But very few Republican politicians have had to address the marriage issue at all in the years since a new national consensus has set in. (Wyoming Congresswoman Liz Cheney dropped her opposition to marriage equality last year only once it became clear her likeliest path to renomination would require Democratic and independent crossover votes.) Some seem plainly unprepared when asked to take a clear position. When an Associated Press reporter pressed Virginia gubernatorial candidate Glenn Youngkin to reconcile his stated objection to same-sex marriage with his concession it was “legally acceptable,” campaign advisers cut off the interview.
Youngkin found himself in a mirror image of the predicament that Democrats once faced on the same issue, having to choose between fixtures of their coalition and the preferences of the broader electorate, with myriad opportunities to get tripped up trying to balance those competing interests.
As soon as the politics around marriage began cutting in their favor, Democrats largely moved on, never fully taking credit for the party’s role in delivering one of the most popular social reforms in recent American history. This may be due in part to party leaders, including Biden, who were against marriage equality far longer than they have been for it. But there is a generation of Democratic officials who can claim to have led on the issue when it was unfashionable, including Governors Gavin Newsom of California and Jared Polis of Colorado, and Vice President Kamala Harris.
New uncertainty around the Supreme Court’s privacy jurisprudence presents Democrats a moment to bring marriage back to the fore.

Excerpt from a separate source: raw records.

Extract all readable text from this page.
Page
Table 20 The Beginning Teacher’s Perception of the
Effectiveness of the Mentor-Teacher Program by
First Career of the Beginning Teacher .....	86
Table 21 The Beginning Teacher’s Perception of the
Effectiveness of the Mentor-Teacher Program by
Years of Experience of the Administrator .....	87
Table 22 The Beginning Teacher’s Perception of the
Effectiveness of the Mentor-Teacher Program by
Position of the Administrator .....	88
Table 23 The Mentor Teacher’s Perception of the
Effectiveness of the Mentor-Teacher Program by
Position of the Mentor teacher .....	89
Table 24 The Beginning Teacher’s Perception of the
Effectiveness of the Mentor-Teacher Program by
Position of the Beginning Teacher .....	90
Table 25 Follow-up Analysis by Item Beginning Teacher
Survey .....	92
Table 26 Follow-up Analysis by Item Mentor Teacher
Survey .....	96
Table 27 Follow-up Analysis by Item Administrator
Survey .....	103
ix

In Congress, they could reintroduce the Respect for Marriage Act, which was drafted to repeal the Defense of Marriage Act but effectively abandoned after the Supreme Court struck down part of the law in 2013. If the court were to one day return to states the ability to ban same-sex unions, the legislation would set a clear standard for which relationships the federal government would have to recognize.
These would likely present difficult votes for Republicans in the House and Senate. Indeed, in only four southern states do Public Religion Research Institute surveys find marriage equality failing to win majority support. Everywhere, backing for same-sex marriage is higher than Biden’s vote share; in some battleground states, like Arizona and Wisconsin, the gap is 20 points or more.
Most of those states still have unenforceable language on their books forbidding recognition of same-sex marriages. In 2020, Nevada became the first to rewrite its constitution to remove anti-gay-marriage language (from a 2002 amendment) and affirm in its place a policy to “recognize marriages of and issue marriage licenses to couples, regardless of gender.” When put before voters, the referendum passed with 62 percent of the vote, 12 points better than Biden did in winning the state’s electoral votes. Earlier this year, New Jersey Governor Phil Murphy signed a bill to codify the legitimacy of same-sex marriages in the state, which had been legalized only through a 2013 trial-court order.
Even though they would have no immediate legal effect, such seemingly technical fixes have still met resistance. After Republicans took control of the Virginia state government earlier this year, they quashed a Nevada-style amendment in a committee vote. Republican leaders in Florida, where PRRI found 68 percent support for marriage equality, kept such a proposal from even getting a committee hearing. Their peers in Indiana killed a measure to raise the minimum marriage age to 18 because a Democratic amendment to abolish “only a female may marry a male” language from the state code would have prompted what state House Speaker Brian Bosma feared would be “a big knockdown, drag-out discussion about it on the floor.”
In many instances, though, Democrats do not need the consent of Republican legislative leaders to force votes on marriage. As in Nevada, where constitutional language was added via referendum, it will have to be removed the same way. By moving marriage questions to the ballot, Democrats will be where they rarely find themselves when LGBTQ politics come to the fore: at once on the offensive, as guardians of an accepted status quo rather than a threat to one.
Raising the salience of marriage equality once more could have broad strategic advantages for Democrats as they attempt to combat Republican efforts to remake their party around “a multiethnic, multiracial, working-class coalition,” as Florida Senator Marco Rubio puts it. Many of the most dominant trends in American life — including patterns of residential segregation, income inequality, partisan polarization and other sorting by cultural attributes and education level — could be expected to reinforce such a socioeconomic divide between the parties. But increased rates of identification as gay or trans, across ethnic, racial, class and geographical lines threaten to undercut it.
Research has long indicated that the biggest driver of liberal attitudes on matters of sexual orientation and gender identity is familiarity with an openly gay or trans person. Immigrant kids are not being born into native-born families, but gay kids are being born into straight families. How long can a working-class party organize itself around traditionalist sexual politics when the children of non-college-educated parents are coming out as gay or trans as readily as those of parents with college or graduate degrees?
There are risks for the cause of gay rights in such a strategy. Attitudes on same-sex marriage were able to move so quickly in part because the ambivalence of Democratic elites, when combined with the fact that it was a policy matter with no natural role for Congress, kept public opinion from polarizing along partisan lines the way so many other culture-war issues have. Returning marriage to political debates, and giving prominent conservatives new reason to speak out against it, could harden resistance among Republican voters who were otherwise moving organically toward support for same-sex marriage.
But it should not require a panic around what the Supreme Court will do on abortion for Democrats to see the value in driving public attention to differences between the parties on marriage policy. While the broad legal questions around the issue are settled, the political debate ended only because Democrats chose to let it. After Roe v. Wade became law, losers of the legal conflict fought to keep the controversy arrive in the political sphere. There is no reason the winners of a landmark court decision can’t do the same thing.